Los adolescentes entraron al castillo de Leopoldo II.
Al atravesar la reja jugaron en los extensos jardines.
Pese al abandono, entre las hierbas continuaban naciendo flores multicolores.
Él quería sorprender a su compañera preferida, a la que aún no le había declarado su amor.
Al abrir las puertas de la mansión imaginaron el esplendor de épocas pasadas.
Solo, subió a las habitaciones de la reina, pese al tiempo transcurrido estaba intacta.
Grandes almohadones con puntillas cubrían una cama amplia.
Sorprendido ante la belleza del lugar, pasó al vestidor.

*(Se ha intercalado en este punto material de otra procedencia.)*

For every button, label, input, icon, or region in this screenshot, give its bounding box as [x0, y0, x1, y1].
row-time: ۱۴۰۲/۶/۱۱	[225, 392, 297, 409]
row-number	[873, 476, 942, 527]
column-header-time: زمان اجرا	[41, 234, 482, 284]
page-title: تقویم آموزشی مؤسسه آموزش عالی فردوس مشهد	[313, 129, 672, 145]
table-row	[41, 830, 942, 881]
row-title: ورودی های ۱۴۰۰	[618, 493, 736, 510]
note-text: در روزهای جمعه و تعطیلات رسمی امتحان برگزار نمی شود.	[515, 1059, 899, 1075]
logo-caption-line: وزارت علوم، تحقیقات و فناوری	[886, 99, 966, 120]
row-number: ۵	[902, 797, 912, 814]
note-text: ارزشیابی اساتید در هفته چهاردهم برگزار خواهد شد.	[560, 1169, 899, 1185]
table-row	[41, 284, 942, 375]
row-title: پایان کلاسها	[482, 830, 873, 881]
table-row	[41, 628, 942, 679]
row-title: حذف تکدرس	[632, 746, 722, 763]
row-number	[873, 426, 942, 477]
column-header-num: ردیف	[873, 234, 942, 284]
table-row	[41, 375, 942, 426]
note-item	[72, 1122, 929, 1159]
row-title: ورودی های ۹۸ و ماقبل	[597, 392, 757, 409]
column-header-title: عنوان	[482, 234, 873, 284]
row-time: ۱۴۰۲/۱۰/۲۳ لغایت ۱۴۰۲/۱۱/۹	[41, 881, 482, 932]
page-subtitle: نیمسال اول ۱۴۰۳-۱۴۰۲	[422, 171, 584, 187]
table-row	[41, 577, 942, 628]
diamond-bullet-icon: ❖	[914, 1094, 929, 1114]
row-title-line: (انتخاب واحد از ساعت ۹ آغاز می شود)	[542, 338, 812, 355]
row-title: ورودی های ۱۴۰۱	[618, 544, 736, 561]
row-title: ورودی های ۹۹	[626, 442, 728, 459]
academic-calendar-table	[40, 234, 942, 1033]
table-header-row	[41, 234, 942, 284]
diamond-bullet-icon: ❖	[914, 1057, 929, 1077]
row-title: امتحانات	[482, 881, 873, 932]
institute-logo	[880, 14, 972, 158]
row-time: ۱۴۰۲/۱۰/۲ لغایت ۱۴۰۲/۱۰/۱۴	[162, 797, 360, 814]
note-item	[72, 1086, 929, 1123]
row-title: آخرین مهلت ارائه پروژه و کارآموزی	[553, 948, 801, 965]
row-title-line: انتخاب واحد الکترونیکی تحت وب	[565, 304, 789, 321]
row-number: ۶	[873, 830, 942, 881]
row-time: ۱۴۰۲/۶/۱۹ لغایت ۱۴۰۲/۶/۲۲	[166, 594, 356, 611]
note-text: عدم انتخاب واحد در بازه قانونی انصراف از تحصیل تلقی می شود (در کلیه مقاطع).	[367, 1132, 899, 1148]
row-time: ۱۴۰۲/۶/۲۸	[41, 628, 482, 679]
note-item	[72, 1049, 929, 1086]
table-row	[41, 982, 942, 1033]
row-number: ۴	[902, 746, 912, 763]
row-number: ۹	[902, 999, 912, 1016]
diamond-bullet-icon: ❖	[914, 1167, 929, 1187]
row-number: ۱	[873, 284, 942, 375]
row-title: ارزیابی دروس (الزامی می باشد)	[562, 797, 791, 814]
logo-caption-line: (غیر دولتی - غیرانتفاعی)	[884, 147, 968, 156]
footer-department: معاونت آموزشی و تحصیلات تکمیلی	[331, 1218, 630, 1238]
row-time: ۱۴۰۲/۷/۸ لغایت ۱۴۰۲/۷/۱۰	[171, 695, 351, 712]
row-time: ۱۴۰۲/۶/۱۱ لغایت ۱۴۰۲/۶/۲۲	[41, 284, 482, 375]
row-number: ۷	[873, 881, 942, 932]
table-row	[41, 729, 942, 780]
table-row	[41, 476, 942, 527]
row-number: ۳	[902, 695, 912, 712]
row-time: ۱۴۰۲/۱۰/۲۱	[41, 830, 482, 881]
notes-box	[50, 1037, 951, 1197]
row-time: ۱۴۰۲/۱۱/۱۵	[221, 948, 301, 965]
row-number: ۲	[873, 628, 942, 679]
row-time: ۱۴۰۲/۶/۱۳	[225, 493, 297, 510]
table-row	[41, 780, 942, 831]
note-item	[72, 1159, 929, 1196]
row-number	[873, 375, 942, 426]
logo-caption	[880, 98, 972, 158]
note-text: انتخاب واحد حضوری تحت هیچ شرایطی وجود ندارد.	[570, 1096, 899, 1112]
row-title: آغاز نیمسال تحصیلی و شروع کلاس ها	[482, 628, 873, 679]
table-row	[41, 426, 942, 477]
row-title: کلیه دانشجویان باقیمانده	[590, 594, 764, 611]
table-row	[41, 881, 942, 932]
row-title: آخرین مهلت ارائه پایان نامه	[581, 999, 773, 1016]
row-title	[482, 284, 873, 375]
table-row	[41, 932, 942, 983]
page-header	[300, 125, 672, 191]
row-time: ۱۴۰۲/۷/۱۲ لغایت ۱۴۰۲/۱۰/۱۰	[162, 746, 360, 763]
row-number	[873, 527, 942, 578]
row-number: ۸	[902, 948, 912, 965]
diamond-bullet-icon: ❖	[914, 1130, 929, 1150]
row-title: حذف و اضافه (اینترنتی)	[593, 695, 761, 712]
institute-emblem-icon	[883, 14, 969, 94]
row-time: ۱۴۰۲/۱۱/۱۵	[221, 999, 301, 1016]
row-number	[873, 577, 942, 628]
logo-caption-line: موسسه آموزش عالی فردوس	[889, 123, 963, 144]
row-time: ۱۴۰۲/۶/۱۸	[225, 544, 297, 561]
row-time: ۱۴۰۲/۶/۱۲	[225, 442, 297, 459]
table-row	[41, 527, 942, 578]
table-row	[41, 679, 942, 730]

Eligió un vestido de terciopelo rojo bordado con hilos de oro.
Sacudió el polvo adherido a la riqueza de la tela.
Lo guardó en una caja.
Observó el retrato del rey, con objetos que encontró en el sitio formó la barba y los bigotes para parecerse al monarca.
Apresurado bajó las escaleras.
La brisa jugaba con los cabellos de la muchacha, era demasiado hermosa.
Le pidió vistiera las ropas contenidas en la caja.
Se veía más bonita, faltaba la corona.
Tomó una rosa para prenderla en el cabello.
Quien fuera reina por un día se convirtió en la dueña de su corazón.